An excellent point. I know that Britain had not protected it's financial position as France did; I doubt if there were stockpiles of oil...but I don't know. Does anyone have statistics on this to hand?
Wasn't petrol rationing re-introduced for a while?
Simple answer to the original question: the UK goes bankrupt and ceases being a significant international economic or political player about 15 years earlier than actually happened, conceivable oil stockpiles are largely irrelevant.
In the period 1945-1968 (and beyond) the pound was continually experiencing exchange rate crises, there was one about every 2-3 years. There were a couple of reasons for this this. Firstly there was the issue of sterling balances: the British had paid for lots of stuff in pounds during WW2 (a privilege they got from the sterling area), so many countries had large amounts of sterling which would be converted into other currencies if there was any threat of sterling devaluation. These were valued at about £3.5bn in 1945 (about 35% of GDP) and are completely separate from the debt owed to the US (which was in $). Originally this money was owed to countries like India, Egypt and Argentina, largely poor countries which would bitterly resent being defaulted on by a wealthy country. The second factor was that the UK typically ran its economy slightly too hot, with unemployment slightly too low and inflation slightly too high. Whilst possibly good in the short run, this meant that, combined with a fixed exchange rate, UK goods became increasingly overpriced and the British were unable to export enough to run the current account surplus needed to pay off the sterling balances, instead what tended to happen was that some countries got repaid by borrowing from others and the holders of sterling increasingly became Middle Eastern Oil exporters.
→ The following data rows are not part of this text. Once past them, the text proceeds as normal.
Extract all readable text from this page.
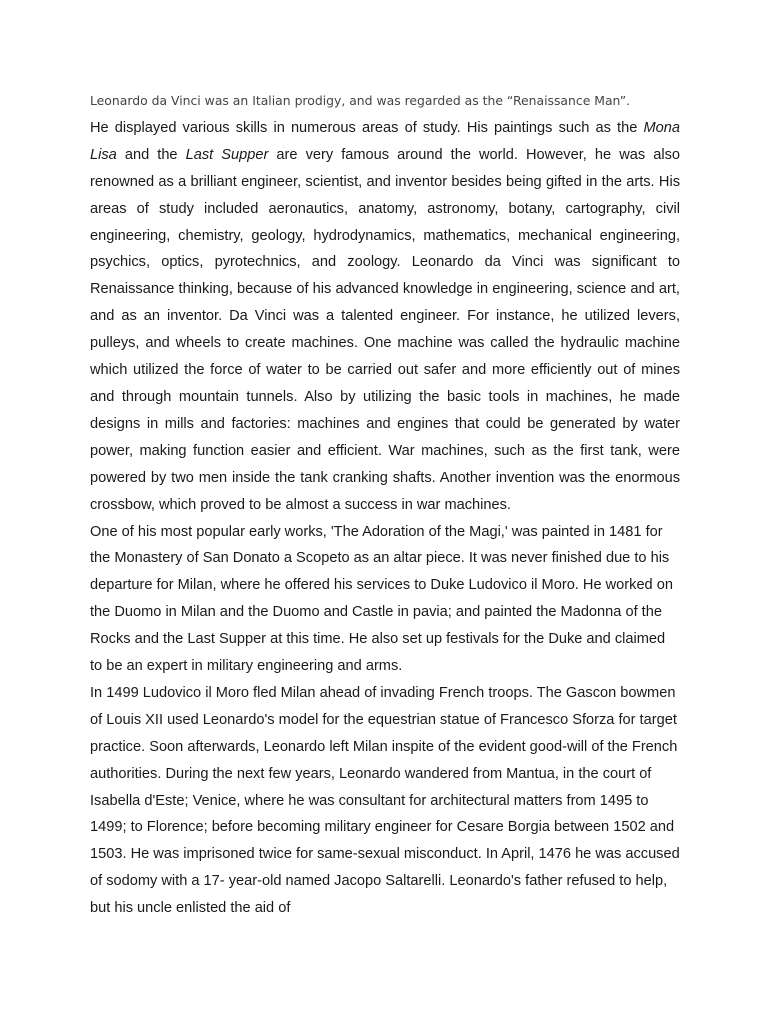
Leonardo da Vinci was an Italian prodigy, and was regarded as the “Renaissance Man”.

He displayed various skills in numerous areas of study. His paintings such as the Mona Lisa and the Last Supper are very famous around the world. However, he was also renowned as a brilliant engineer, scientist, and inventor besides being gifted in the arts. His areas of study included aeronautics, anatomy, astronomy, botany, cartography, civil engineering, chemistry, geology, hydrodynamics, mathematics, mechanical engineering, psychics, optics, pyrotechnics, and zoology. Leonardo da Vinci was significant to Renaissance thinking, because of his advanced knowledge in engineering, science and art, and as an inventor. Da Vinci was a talented engineer. For instance, he utilized levers, pulleys, and wheels to create machines. One machine was called the hydraulic machine which utilized the force of water to be carried out safer and more efficiently out of mines and through mountain tunnels. Also by utilizing the basic tools in machines, he made designs in mills and factories: machines and engines that could be generated by water power, making function easier and efficient. War machines, such as the first tank, were powered by two men inside the tank cranking shafts. Another invention was the enormous crossbow, which proved to be almost a success in war machines.

One of his most popular early works, 'The Adoration of the Magi,' was painted in 1481 for the Monastery of San Donato a Scopeto as an altar piece. It was never finished due to his departure for Milan, where he offered his services to Duke Ludovico il Moro. He worked on the Duomo in Milan and the Duomo and Castle in pavia; and painted the Madonna of the Rocks and the Last Supper at this time. He also set up festivals for the Duke and claimed to be an expert in military engineering and arms.

In 1499 Ludovico il Moro fled Milan ahead of invading French troops. The Gascon bowmen of Louis XII used Leonardo's model for the equestrian statue of Francesco Sforza for target practice. Soon afterwards, Leonardo left Milan inspite of the evident good-will of the French authorities. During the next few years, Leonardo wandered from Mantua, in the court of Isabella d'Este; Venice, where he was consultant for architectural matters from 1495 to 1499; to Florence; before becoming military engineer for Cesare Borgia between 1502 and 1503. He was imprisoned twice for same-sexual misconduct. In April, 1476 he was accused of sodomy with a 17- year-old named Jacopo Saltarelli. Leonardo's father refused to help, but his uncle enlisted the aid of
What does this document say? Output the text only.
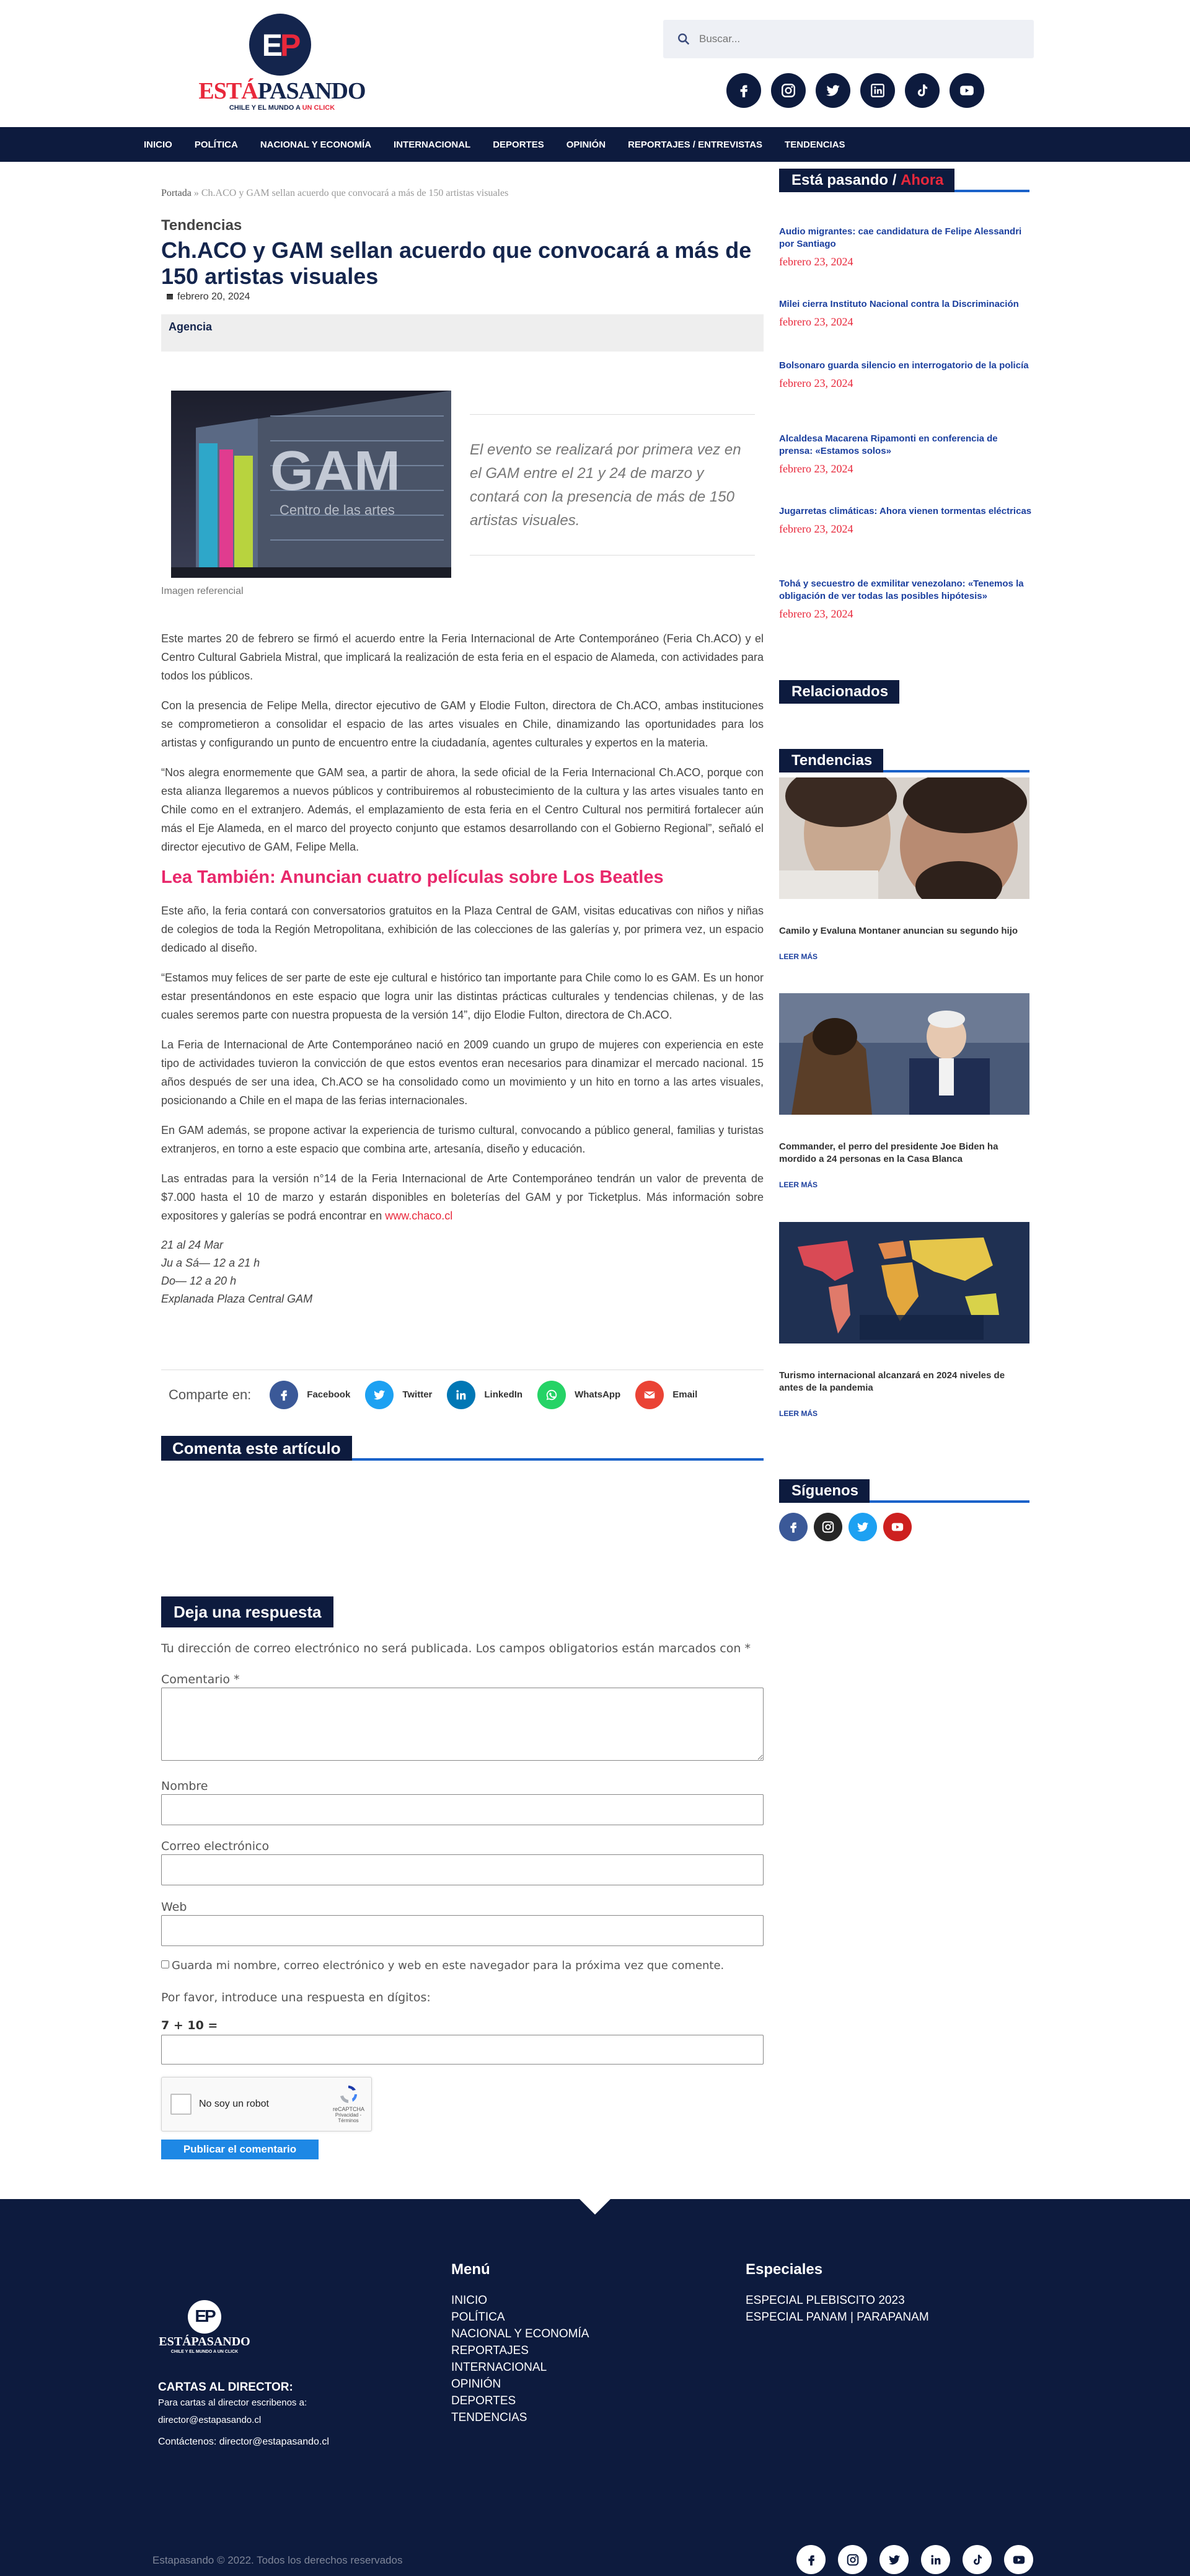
EP
ESTÁPASANDO
CHILE Y EL MUNDO A UN CLICK
Buscar...
INICIO POLÍTICA NACIONAL Y ECONOMÍA INTERNACIONAL DEPORTES OPINIÓN REPORTAJES / ENTREVISTAS TENDENCIAS
Portada » Ch.ACO y GAM sellan acuerdo que convocará a más de 150 artistas visuales
Tendencias
Ch.ACO y GAM sellan acuerdo que convocará a más de 150 artistas visuales
febrero 20, 2024
Agencia
GAM
Centro de las artes
Imagen referencial
El evento se realizará por primera vez en el GAM entre el 21 y 24 de marzo y contará con la presencia de más de 150 artistas visuales.

Este martes 20 de febrero se firmó el acuerdo entre la Feria Internacional de Arte Contemporáneo (Feria Ch.ACO) y el Centro Cultural Gabriela Mistral, que implicará la realización de esta feria en el espacio de Alameda, con actividades para todos los públicos.

Con la presencia de Felipe Mella, director ejecutivo de GAM y Elodie Fulton, directora de Ch.ACO, ambas instituciones se comprometieron a consolidar el espacio de las artes visuales en Chile, dinamizando las oportunidades para los artistas y configurando un punto de encuentro entre la ciudadanía, agentes culturales y expertos en la materia.

“Nos alegra enormemente que GAM sea, a partir de ahora, la sede oficial de la Feria Internacional Ch.ACO, porque con esta alianza llegaremos a nuevos públicos y contribuiremos al robustecimiento de la cultura y las artes visuales tanto en Chile como en el extranjero. Además, el emplazamiento de esta feria en el Centro Cultural nos permitirá fortalecer aún más el Eje Alameda, en el marco del proyecto conjunto que estamos desarrollando con el Gobierno Regional”, señaló el director ejecutivo de GAM, Felipe Mella.

Lea También: Anuncian cuatro películas sobre Los Beatles

Este año, la feria contará con conversatorios gratuitos en la Plaza Central de GAM, visitas educativas con niños y niñas de colegios de toda la Región Metropolitana, exhibición de las colecciones de las galerías y, por primera vez, un espacio dedicado al diseño.

“Estamos muy felices de ser parte de este eje cultural e histórico tan importante para Chile como lo es GAM. Es un honor estar presentándonos en este espacio que logra unir las distintas prácticas culturales y tendencias chilenas, y de las cuales seremos parte con nuestra propuesta de la versión 14”, dijo Elodie Fulton, directora de Ch.ACO.

La Feria de Internacional de Arte Contemporáneo nació en 2009 cuando un grupo de mujeres con experiencia en este tipo de actividades tuvieron la convicción de que estos eventos eran necesarios para dinamizar el mercado nacional. 15 años después de ser una idea, Ch.ACO se ha consolidado como un movimiento y un hito en torno a las artes visuales, posicionando a Chile en el mapa de las ferias internacionales.

En GAM además, se propone activar la experiencia de turismo cultural, convocando a público general, familias y turistas extranjeros, en torno a este espacio que combina arte, artesanía, diseño y educación.

Las entradas para la versión n°14 de la Feria Internacional de Arte Contemporáneo tendrán un valor de preventa de $7.000 hasta el 10 de marzo y estarán disponibles en boleterías del GAM y por Ticketplus. Más información sobre expositores y galerías se podrá encontrar en www.chaco.cl

21 al 24 Mar
Ju a Sá— 12 a 21 h
Do— 12 a 20 h
Explanada Plaza Central GAM
Comparte en:	Facebook	Twitter	LinkedIn	WhatsApp	Email
Comenta este artículo
Deja una respuesta
Tu dirección de correo electrónico no será publicada. Los campos obligatorios están marcados con *
Comentario *
Nombre
Correo electrónico
Web
Guarda mi nombre, correo electrónico y web en este navegador para la próxima vez que comente.
Por favor, introduce una respuesta en dígitos:
7 + 10 =
No soy un robot	reCAPTCHA
Privacidad - Términos
Publicar el comentario
Está pasando / Ahora
Audio migrantes: cae candidatura de Felipe Alessandri por Santiago
febrero 23, 2024
Milei cierra Instituto Nacional contra la Discriminación
febrero 23, 2024
Bolsonaro guarda silencio en interrogatorio de la policía
febrero 23, 2024
Alcaldesa Macarena Ripamonti en conferencia de prensa: «Estamos solos»
febrero 23, 2024
Jugarretas climáticas: Ahora vienen tormentas eléctricas
febrero 23, 2024
Tohá y secuestro de exmilitar venezolano: «Tenemos la obligación de ver todas las posibles hipótesis»
febrero 23, 2024
Relacionados
Tendencias
Camilo y Evaluna Montaner anuncian su segundo hijo
LEER MÁS
Commander, el perro del presidente Joe Biden ha mordido a 24 personas en la Casa Blanca
LEER MÁS
Turismo internacional alcanzará en 2024 niveles de antes de la pandemia
LEER MÁS
Síguenos
EP
ESTÁPASANDO
CHILE Y EL MUNDO A UN CLICK
Menú
INICIO
POLÍTICA
NACIONAL Y ECONOMÍA
REPORTAJES
INTERNACIONAL
OPINIÓN
DEPORTES
TENDENCIAS
Especiales
ESPECIAL PLEBISCITO 2023
ESPECIAL PANAM | PARAPANAM
CARTAS AL DIRECTOR:
Para cartas al director escribenos a:
director@estapasando.cl
Contáctenos: director@estapasando.cl
Estapasando © 2022. Todos los derechos reservados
So why does this affect the Suez crisis? Currency crises are not linear events, they happen like a bank run, if nobody else wants to convert their money from £ into say $ then you can get your money, but if everyone tries to do it at once then only those at the front of the queue will get their money, giving rise to self fulfilling prophecies. It was exactly such a crisis that suez triggered: trouble in the middle east threatened to raise the global price of oil, the blocking of the Suez canal would raise the price of a large share of British imports and exports (not just oil), military mobilization would reduce UK exports. All of these would threaten the UKs balance of payments so people ran to be at the front of the queue without the US needing to do anything. Just like with a bank run, in a temporary currency crisis the solution is for a lender of last resort to loan you the money to tide you over, this is the IMFs role. An IMF loan would need US approval and it is here that the US was critical. The US didn't need to do anything to force the UK to stop, mere inaction was enough. France didn't have the issue of large quantities of francs being held by foreigners, so France wasn't as vulnerable as the UK to US displeasure.
Once the UK agreed to stop the operation an IMF loan was fairly rapidly agreed. The alternative in 1956 was for Britain to default on its debts to foreigners on a large scale, ending its position as a global economic/political power far more decisively than happened OTL (plus ending its close relationship with the US, possibly forever). Going back before 1956, if the UK had run larger balance of payments surpluses (and stored them either as foreign exchange reserves or possibly in the form of oil) from 1945 it might not have been in the same position, but to make a significant dent in the sterling balances this would have meant (over most of 1945-56 at least) higher unemployment and a lower standard of living, which given rationing continued until 1954 in OTL was fairly unthinkable at the time.
This is assuming that Suez was a good idea in any case, even setting aside the moral dimension. The best plausible scenario is one where a successful operation would merely have returned the British to the pre-1954 position, i.e. fighting an unsustainable static guerilla war in the canal zone. The British (and French) simply underestimated the strength of Egyptian nationalism.